Te encantaría conocerle, descubrir como me mira con los ocelos llenos de bonitas intenciones. Me acaricia suave la tez, nunca del mismo modo que tu lo hacías, sin embargo, es celestial verle idealizar mis poros.
Me hace feliz, en lo posible, aunque gruña, o grite, o deserte de lo inevitablemente humano. Me busca tierno y no renuncia de mi cama hasta no contemplarme sonreír. Empleamos infinitas horas, tendidos sobre la tela añil, simplemente haciéndonos cuestiones estúpidas o gozando del cálido silencio.
Es como un sueño.
En ocasiones, le miro y advierto que todos deberíamos aprender de él, pues no busca los confortables caminos, se trata de un ser insaciable, repleto de racionalidad y constituido de bondad. Desconozco si algo tiene que ver con su educación cristiana, pero tolera incluso los momentos en los que blasfemo sobre dios. Tampoco consume drogas, o al menos, no tanto como el resto. O como tu.
Es tan inteligente; te gustaría verle platicar sobre todo lo que le apasiona, sobre lo que aún desconoce pero conocerá, sobre mí. Musita dulcemente sobre mi oído, con tantos e increíbles términos que nunca antes había escuchado, adjetivos que siempre se habían vislumbrado sumamente remotos... Y me hace experimentarlos, transformándome en algo que jamás concebí alcanzaría.
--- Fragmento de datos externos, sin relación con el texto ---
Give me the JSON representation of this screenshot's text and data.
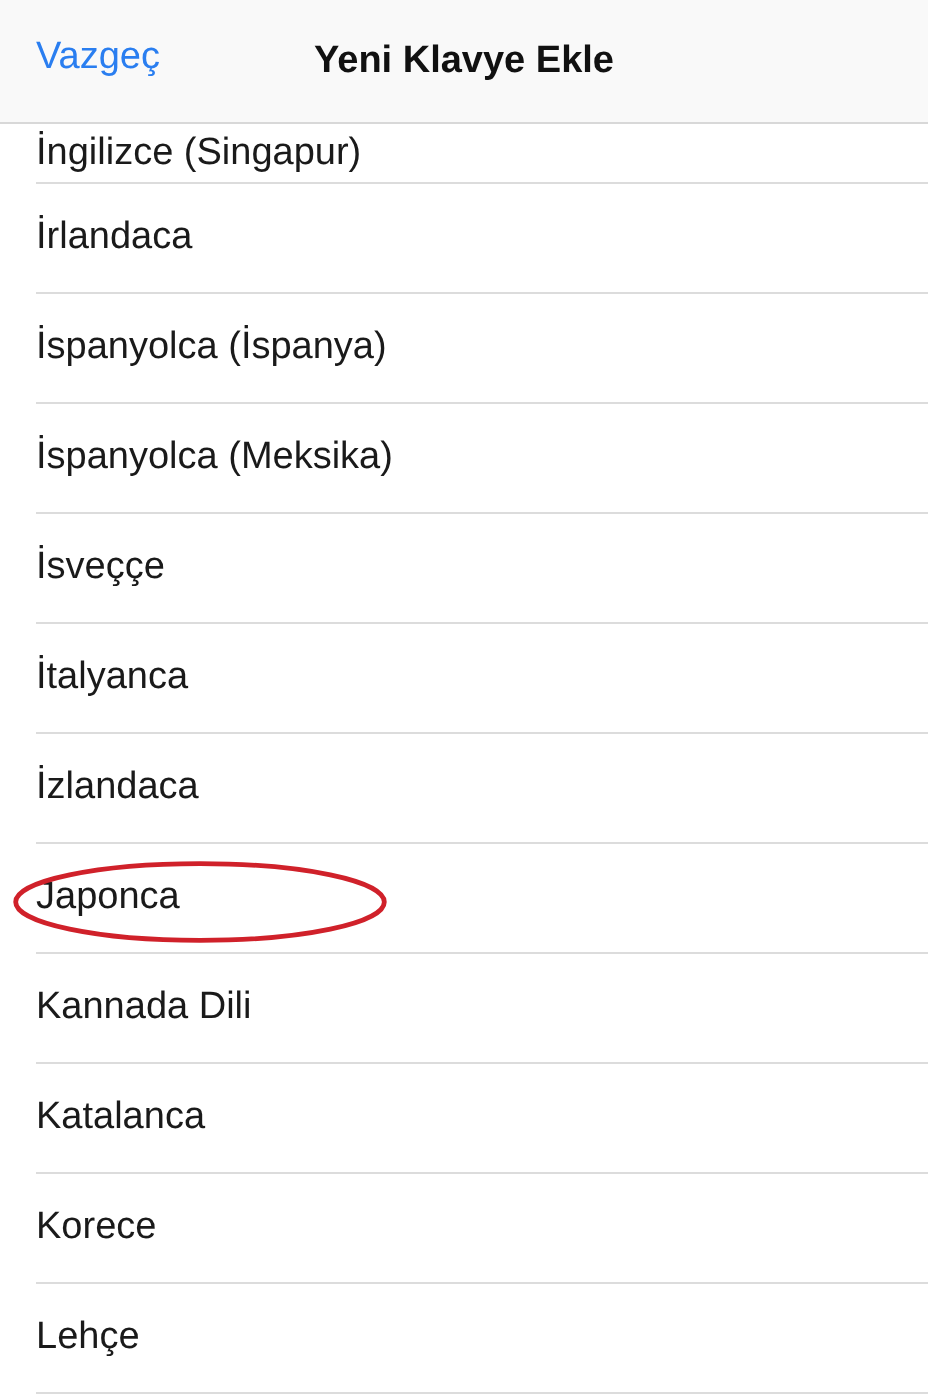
{
  "nav_bar": {
    "cancel": "Vazgeç",
    "title": "Yeni Klavye Ekle"
  },
  "languages": [
    {
      "label": "İngilizce (Singapur)",
      "highlighted": false
    },
    {
      "label": "İrlandaca",
      "highlighted": false
    },
    {
      "label": "İspanyolca (İspanya)",
      "highlighted": false
    },
    {
      "label": "İspanyolca (Meksika)",
      "highlighted": false
    },
    {
      "label": "İsveççe",
      "highlighted": false
    },
    {
      "label": "İtalyanca",
      "highlighted": false
    },
    {
      "label": "İzlandaca",
      "highlighted": false
    },
    {
      "label": "Japonca",
      "highlighted": true
    },
    {
      "label": "Kannada Dili",
      "highlighted": false
    },
    {
      "label": "Katalanca",
      "highlighted": false
    },
    {
      "label": "Korece",
      "highlighted": false
    },
    {
      "label": "Lehçe",
      "highlighted": false
    }
  ]
}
Se angustia por mi falta inmedible de autoestima, y se escinde en dos la piel, entregándome sus imperfecciones como muestra de comprensión.
Me hace soñar.
No es un músico, ni un poeta, ni un alma fracturada, ni una desgracia o una genialidad. No es nada que él no desee ser. Es doblemente humano. Y, sin embargo, realiza tantas muchas cosas bien...
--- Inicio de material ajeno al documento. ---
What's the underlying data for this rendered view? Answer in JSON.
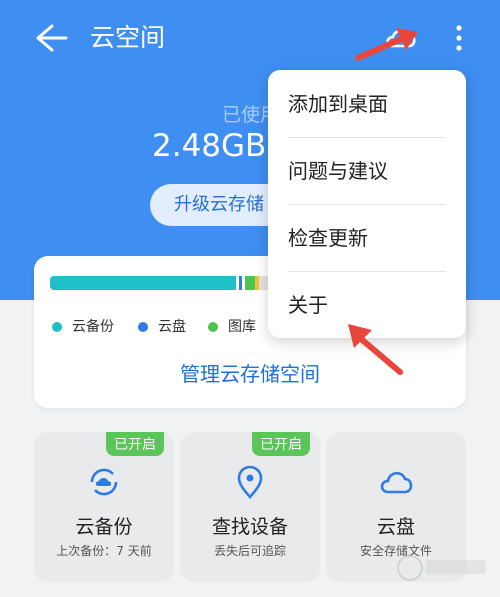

Desearías tratarle sabiendo que estoy viva, en este preciso momento, mientras me besa los lunares. Es agudo, comenta que no se detendrá nunca aunque el frío invernal se lleve mis pecas. Y con él las horas. Acaricio sus labios con mis labios y siento que podría emplear incalculables horas, si solamente advirtieses su fragancia de relente otoñal, cobriza, aunque él sea verano hasta los vértices.
Te encantaría porque me llama Blancanieves cada setenta y dos horas y le fascina cuando me engalano en el abrigo rojo para salir a bailar, porque es noble, porque le hablo de ti y no le incomoda. Por qué no se dónde estás.
Me río cada minuto, cada segundo, de su entrañable necedad, y adoro el fulgor de confusión en su faz. Es realmente una criatura bella, de claros ojos y manos níveas e infinitas, a la que le sienta formidable rasurarse el cabello al uno. Continua relumbrando con el sol, encubriéndose en el trigal.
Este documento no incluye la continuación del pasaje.